Tam istim tutmuşken bizim için hayati bir öneme sahip Suriye’deki oldu bittiye getirilen PYD hadisesine de müdahale ederek kanayan yaraya bir neşter vurmuştur. “Zeytin Dalı Harekatı” dosta güven ve sürur verirken düşmana korku vermiştir. Mazlum milletler sevince boğulurken zalimler tedirgin olmuştur. 

Bu sıcak gündem devam ederken asli konularımızdan, asli vazifelerimizden uzak kalmamız, değişmeyen gündemimizi ihmal etmemiz olamaz. Önceki yazılarımızda savaşan erlerin iki türlü olduğunu hatırlatmıştık. Cephede savaşanlar kılıçla, tankla tüfekle savaşırken dua erleri de Mevla’ya (cc) yönelerek dua ile zikir ile manevi desteklerini sürdürmelidir. Eğer dua erleri vazifelerini yerine getirmezse veya ihmalkar davranırsa cephede ağır zayiata ve yenilgiye sebep olabilir. Bu nedenle asli vazifemiz olan kullukta daim olmalıyız, kulluğumuzu derinleştirmeli ve geliştirmeliyiz. 

Tarihte yaşananlar günümüze ışık tutacak bir çok bilgi ve hikmeti içinde saklamaktadır.
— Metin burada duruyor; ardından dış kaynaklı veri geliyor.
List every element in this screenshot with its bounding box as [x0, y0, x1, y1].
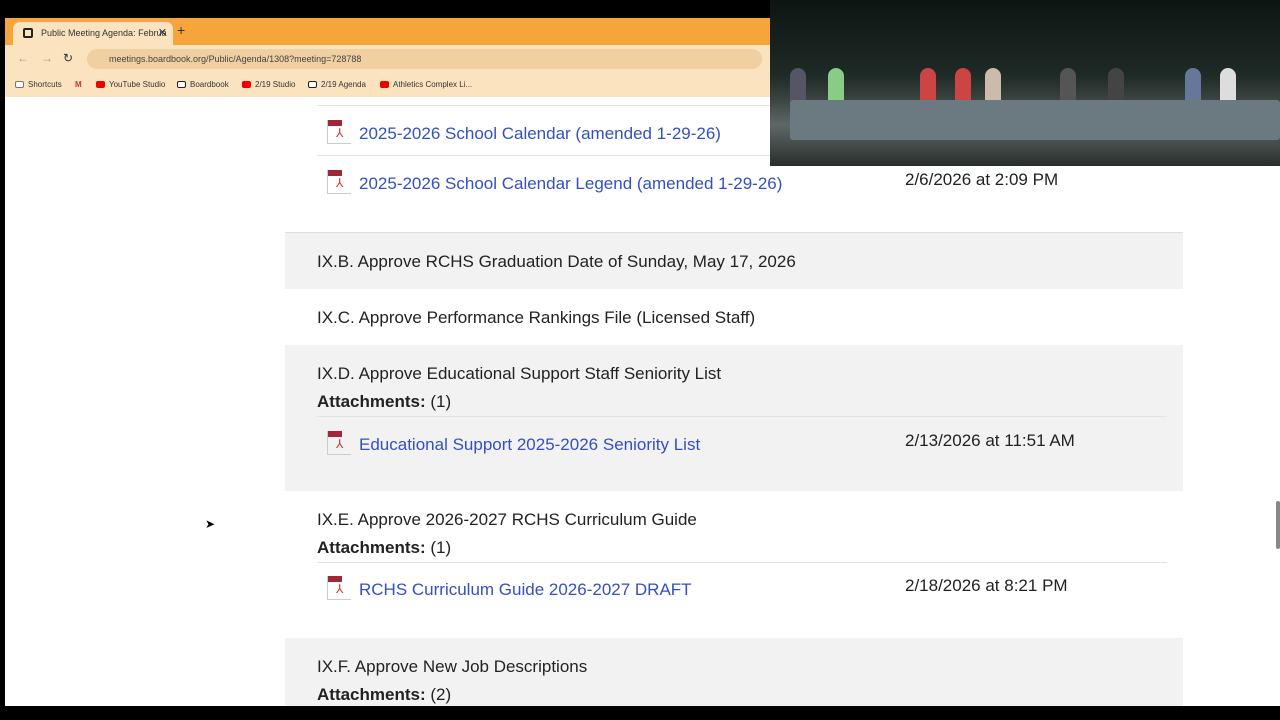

Bugün birileri sanki İslam tarihi hiç yaşanmamış gibi, sanki Peygamberimiz ve onun güzide ashabı hiçbir şey miras bırakmamış gibi, sanki imamlar, müçtehidler, müceddidler hiç dünyaya gelmemiş gibi kendi işkembeyi kübralarından sallayarak bence diye başlayan cümleler kurup, hiçbir temeli olmayan abuk sabuk görüşler beyan etmektedirler. 

Büyüğümüzün üstüne basarak buyurduğu üzere önce etrafını boşaltıp sonra ana binayı yıkmak istemektedirler. İşte dua erleri, Allah adamları Hakk’ın veli kulları bir bir azaldıkça bu kendini bilmezler ortam bularak rahata rahat konuşmaktadırlar. 
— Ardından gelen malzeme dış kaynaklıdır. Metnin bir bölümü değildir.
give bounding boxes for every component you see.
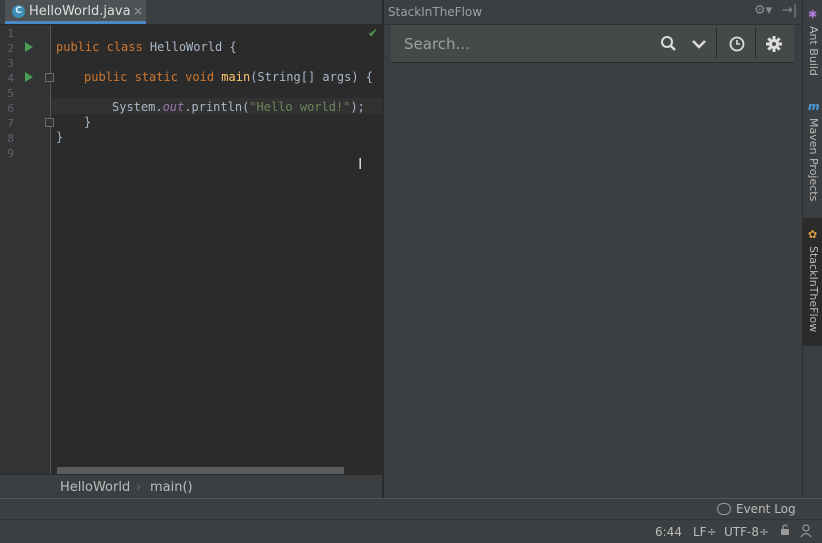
breadcrumb-method[interactable]: main() xyxy=(150,480,193,495)
gear-icon[interactable]: ⚙▾ xyxy=(754,3,772,18)
encoding-selector[interactable]: UTF-8÷ xyxy=(724,525,769,539)
code-line: } xyxy=(56,130,64,144)
keyword: public class xyxy=(56,40,150,54)
line-number: 1 xyxy=(7,27,14,40)
gutter[interactable]: 1 2 3 4 5 6 7 8 9 xyxy=(0,25,54,474)
tab-label: HelloWorld.java xyxy=(29,4,131,19)
text-cursor-icon: I xyxy=(358,155,363,173)
search-icon[interactable] xyxy=(654,25,684,62)
stackintheflow-icon: ✿ xyxy=(808,228,818,241)
bottom-tool-bar: Event Log xyxy=(0,499,822,519)
code-text: System. xyxy=(112,100,163,114)
tool-window-title: StackInTheFlow xyxy=(388,5,483,19)
code-area[interactable]: public class HelloWorld { public static … xyxy=(51,25,382,474)
keyword: public static void xyxy=(84,70,222,84)
method-name: main xyxy=(221,70,251,84)
line-number: 8 xyxy=(7,132,14,145)
editor-tab-helloworld[interactable]: C HelloWorld.java × xyxy=(5,0,146,24)
code-line: System.out.println("Hello world!"); xyxy=(112,100,365,114)
lock-icon[interactable] xyxy=(780,524,790,539)
line-separator-selector[interactable]: LF÷ xyxy=(693,525,717,539)
code-text: { xyxy=(222,40,237,54)
run-main-icon[interactable] xyxy=(25,72,33,82)
tool-tab-label: Ant Build xyxy=(807,26,820,76)
tool-tab-ant-build[interactable]: ✱ Ant Build xyxy=(803,4,822,84)
breadcrumb-class[interactable]: HelloWorld xyxy=(60,480,130,495)
code-text: .println( xyxy=(184,100,250,114)
code-text: (String[] args) { xyxy=(250,70,374,84)
ant-icon: ✱ xyxy=(808,8,818,21)
event-log-button[interactable]: Event Log xyxy=(736,502,796,516)
tool-tab-label: Maven Projects xyxy=(807,118,820,202)
class-name: HelloWorld xyxy=(149,40,223,54)
status-bar: 6:44 LF÷ UTF-8÷ xyxy=(0,519,822,543)
stackintheflow-tool-window: StackInTheFlow ⚙▾ →| xyxy=(384,0,802,498)
hide-icon[interactable]: →| xyxy=(782,3,797,18)
results-panel xyxy=(384,63,802,498)
separator xyxy=(755,28,756,59)
code-text: ); xyxy=(350,100,365,114)
event-log-icon[interactable] xyxy=(717,503,731,515)
close-icon[interactable]: × xyxy=(133,4,143,18)
horizontal-scrollbar[interactable] xyxy=(57,467,344,474)
right-tool-strip: ✱ Ant Build m Maven Projects ✿ StackInTh… xyxy=(802,0,822,498)
tool-window-header: StackInTheFlow ⚙▾ →| xyxy=(384,0,802,25)
code-line: } xyxy=(84,115,92,129)
breadcrumb-separator: › xyxy=(136,480,142,495)
tool-tab-maven-projects[interactable]: m Maven Projects xyxy=(803,98,822,210)
line-number: 4 xyxy=(7,72,14,85)
separator xyxy=(716,28,717,59)
tool-tab-stackintheflow[interactable]: ✿ StackInTheFlow xyxy=(803,218,822,346)
search-input[interactable] xyxy=(391,25,657,62)
inspector-icon[interactable] xyxy=(800,524,812,541)
search-bar xyxy=(391,25,794,63)
tab-active-indicator xyxy=(5,21,146,24)
chevron-down-icon[interactable] xyxy=(684,25,714,62)
code-line: public static void main(String[] args) { xyxy=(84,70,373,84)
line-number: 6 xyxy=(7,102,14,115)
tool-tab-label: StackInTheFlow xyxy=(807,246,820,333)
breadcrumb: HelloWorld › main() xyxy=(0,474,382,499)
line-number: 3 xyxy=(7,57,14,70)
run-class-icon[interactable] xyxy=(25,42,33,52)
string-literal: "Hello world!" xyxy=(249,100,351,114)
caret-position[interactable]: 6:44 xyxy=(655,525,682,539)
editor-pane: C HelloWorld.java × 1 2 3 4 5 6 7 8 9 ✔ … xyxy=(0,0,382,499)
static-field: out xyxy=(162,100,185,114)
line-number: 2 xyxy=(7,42,14,55)
c-class-icon: C xyxy=(12,5,25,18)
line-number: 7 xyxy=(7,117,14,130)
line-number: 5 xyxy=(7,87,14,100)
settings-gear-icon[interactable] xyxy=(759,25,789,62)
code-line: public class HelloWorld { xyxy=(56,40,237,54)
line-number: 9 xyxy=(7,147,14,160)
editor-tab-bar: C HelloWorld.java × xyxy=(0,0,382,25)
maven-icon: m xyxy=(808,100,820,113)
history-icon[interactable] xyxy=(722,25,752,62)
Bunlardan bazıları iddia etmektedir ki: tasavvuf Hint mistizmidir, Yunan felsefesidir, insanı uyuşturup dinin ve hayatın gerçeklerinden uzaklaştırır! Tasavvuf ve tarikat insanı hayattan kopartıp mağaralara çeker ve hayatın gerçeklerini bilemez hale getirir. 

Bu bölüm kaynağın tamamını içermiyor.